Monday, October 5, 2009

Time Travel

Last night I dreamed I could travel through time. I guess it's easier than was previously thought. All I needed was a box. Not some special, computerized time travel box. Just a plain old large cardboard box big enough for me to curl up inside.

The first thing I had to do was lay in the box, on my side, pressed down so that no part of me stuck up over the rim of the box. After getting inside, in the curl up, fetal position, I had to close my eyes, and think about the time to which I wanted to go. The trick was in my breathing: while thinking about my destination, I had to also listen to and focus on my breathing, so that nothing existed but my deep breaths and my destination in time. I always knew the moment when I had accomplished a passage from one time to the next, could feel myself being pulled through a space-time portal. There was nothing really uncomfortable about it, just sort of a warm feeling in my brain and a slight pressure in my chest.

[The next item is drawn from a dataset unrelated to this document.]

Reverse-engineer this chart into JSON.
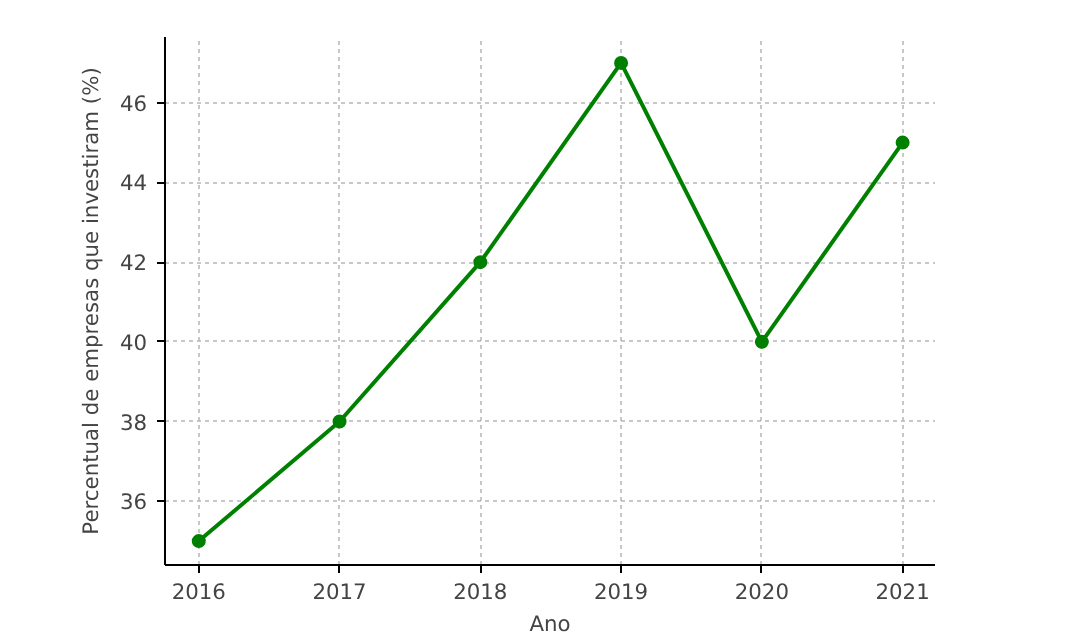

I also learned something about time travel, that is, something different from what we are usually told about it. When I traveled through time, there was always only one of me. For instance, in movies and books, the time traveler usually sees are encounters himself in the past or future (sometimes with devastating consequences). In my method of voyaging through time, my age would always change according to the time in my life to which I traveled. When I traveled into the future, I was older. When I traveled into the past, I was younger. I would be like I was simply reliving a period of time in my life.

The only catch was that, when I traveled to the future and then back to the past, my memory was always erased of everything I'd seen or learned - so I couldn't go back into the past and try to change the future. Only memories of the past remained with me when I traveled to the future, but even those were often sketchy.

I don't know. It might be worth a shot. All I need is a big cardboard box.